Speaking to tribal leaders Wednesday in Pendleton, Dennis McLerran, administrator for EPA Region 10, said Idaho and Washington should follow the lead of Oregon.

In 2006, the Umatilla Tribes asked the Oregon Department of Environmental Quality to use a higher fish consumption rate based on studies that outlined health risks and the amount of fish eaten by Native Americans, as well as by Asian populations, and recreational anglers.

Over four years, the Umatilla Tribes, the Oregon DEQ and EPA, with industry, local governments, non-governmental organizations and local groups met to develop the new criteria with the intention of lowering the allowable amount of pollutants released to Oregon’s waters while, at the same time, considering variances and other actions that would provide affordable options to those that discharge those pollutants.

EPA in October of 2011 approved a new fish consumption rate in Oregon of 175 grams – 10 times higher than EPA’s national default rate of 17.5 grams per day. (At one time Oregon had a default rate of 6.5 grams per day, and many states still do.)
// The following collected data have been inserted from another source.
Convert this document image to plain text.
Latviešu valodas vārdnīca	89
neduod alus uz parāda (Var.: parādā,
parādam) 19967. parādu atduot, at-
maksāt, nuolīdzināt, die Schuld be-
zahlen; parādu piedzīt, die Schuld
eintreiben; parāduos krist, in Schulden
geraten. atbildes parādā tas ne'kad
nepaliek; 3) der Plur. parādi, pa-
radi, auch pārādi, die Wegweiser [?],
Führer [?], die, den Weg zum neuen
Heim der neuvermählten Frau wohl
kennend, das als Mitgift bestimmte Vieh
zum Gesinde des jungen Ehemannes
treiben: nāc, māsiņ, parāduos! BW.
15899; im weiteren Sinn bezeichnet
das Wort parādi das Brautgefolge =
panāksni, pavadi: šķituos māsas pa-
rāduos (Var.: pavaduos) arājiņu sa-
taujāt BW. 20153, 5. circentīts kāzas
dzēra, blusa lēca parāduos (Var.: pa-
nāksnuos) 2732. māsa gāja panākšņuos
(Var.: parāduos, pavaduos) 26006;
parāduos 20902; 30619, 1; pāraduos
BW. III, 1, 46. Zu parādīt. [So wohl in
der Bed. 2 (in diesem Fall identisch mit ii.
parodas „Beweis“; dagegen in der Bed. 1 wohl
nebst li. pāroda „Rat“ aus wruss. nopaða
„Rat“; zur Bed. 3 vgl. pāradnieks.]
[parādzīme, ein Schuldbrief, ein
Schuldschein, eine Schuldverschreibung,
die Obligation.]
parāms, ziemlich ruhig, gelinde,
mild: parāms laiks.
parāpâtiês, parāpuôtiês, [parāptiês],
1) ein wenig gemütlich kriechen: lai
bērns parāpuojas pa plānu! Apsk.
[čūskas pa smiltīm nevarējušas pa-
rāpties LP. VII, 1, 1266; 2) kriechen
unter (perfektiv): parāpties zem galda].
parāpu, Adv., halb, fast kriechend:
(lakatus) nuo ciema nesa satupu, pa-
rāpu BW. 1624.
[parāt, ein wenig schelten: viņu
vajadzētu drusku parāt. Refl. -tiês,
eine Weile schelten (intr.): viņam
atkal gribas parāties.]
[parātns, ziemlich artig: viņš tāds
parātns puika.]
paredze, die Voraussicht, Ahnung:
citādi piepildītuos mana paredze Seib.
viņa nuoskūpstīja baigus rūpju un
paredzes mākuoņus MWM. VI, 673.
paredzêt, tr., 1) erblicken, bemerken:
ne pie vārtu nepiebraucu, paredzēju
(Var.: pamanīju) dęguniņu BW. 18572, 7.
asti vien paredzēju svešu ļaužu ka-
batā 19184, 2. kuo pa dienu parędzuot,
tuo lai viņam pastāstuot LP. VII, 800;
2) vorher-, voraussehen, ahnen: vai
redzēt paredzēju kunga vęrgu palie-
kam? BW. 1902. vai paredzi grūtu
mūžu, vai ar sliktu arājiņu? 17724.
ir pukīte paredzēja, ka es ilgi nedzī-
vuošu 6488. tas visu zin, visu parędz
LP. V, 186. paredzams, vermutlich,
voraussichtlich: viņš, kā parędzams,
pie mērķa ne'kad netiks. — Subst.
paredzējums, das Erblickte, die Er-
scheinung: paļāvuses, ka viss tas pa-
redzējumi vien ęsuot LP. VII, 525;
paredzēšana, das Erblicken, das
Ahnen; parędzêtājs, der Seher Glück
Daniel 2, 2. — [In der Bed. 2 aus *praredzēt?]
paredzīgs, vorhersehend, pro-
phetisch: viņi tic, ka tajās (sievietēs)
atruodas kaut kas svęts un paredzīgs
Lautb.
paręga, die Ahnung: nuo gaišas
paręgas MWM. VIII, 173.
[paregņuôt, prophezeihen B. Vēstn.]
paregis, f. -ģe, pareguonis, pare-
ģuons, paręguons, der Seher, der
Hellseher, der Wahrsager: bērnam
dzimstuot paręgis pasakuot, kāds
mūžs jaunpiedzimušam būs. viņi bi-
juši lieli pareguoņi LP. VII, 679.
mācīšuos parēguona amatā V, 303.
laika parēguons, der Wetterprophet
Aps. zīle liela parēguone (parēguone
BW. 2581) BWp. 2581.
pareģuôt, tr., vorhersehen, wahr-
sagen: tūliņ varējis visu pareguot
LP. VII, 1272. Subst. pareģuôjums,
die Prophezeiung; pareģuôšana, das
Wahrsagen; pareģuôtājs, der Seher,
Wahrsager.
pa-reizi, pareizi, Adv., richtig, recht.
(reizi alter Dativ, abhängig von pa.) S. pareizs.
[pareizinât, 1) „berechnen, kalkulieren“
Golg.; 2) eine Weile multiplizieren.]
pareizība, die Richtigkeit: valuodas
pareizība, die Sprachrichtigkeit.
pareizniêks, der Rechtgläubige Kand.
A rate of 175 grams per day (about 24 eight-ounce meals a month) is the amount of fish that, under EPA guidelines, could be eaten without risking the health of consumers.

McLerran told tribal leaders that higher fish consumption rates in Idaho and Washington will require some heavy lifting.

McLerran said Northwest tribes should “stand together” to encourage Washington and Idaho to increase their fish consumption rates. While EPA is prepared to “step in” if states do not make progress, defining that progress can be tricky.

“It’s a bit of a dance,” McLerran said. “It took Oregon multiple years to finish.”

Leaders from two Washington tribes told McLerran that they would not be involved in a process driven by stakeholders, demanding instead to deal with the state on a government-to-government basis.

“I get you guys are mad,” McLerran said, suggesting that state and tribal staffs might be able to work through some issues.

“My fear is that if you are not there in the process then it won’t reflect your point of view,” McLerran said. “The process will suffer if you are not there.”

Noting that Oregon has set the bar for fish consumption rates, McLerran said he would favor a regional approach, but noted that other Northwest states and Alaska present “much more of a different political lift.”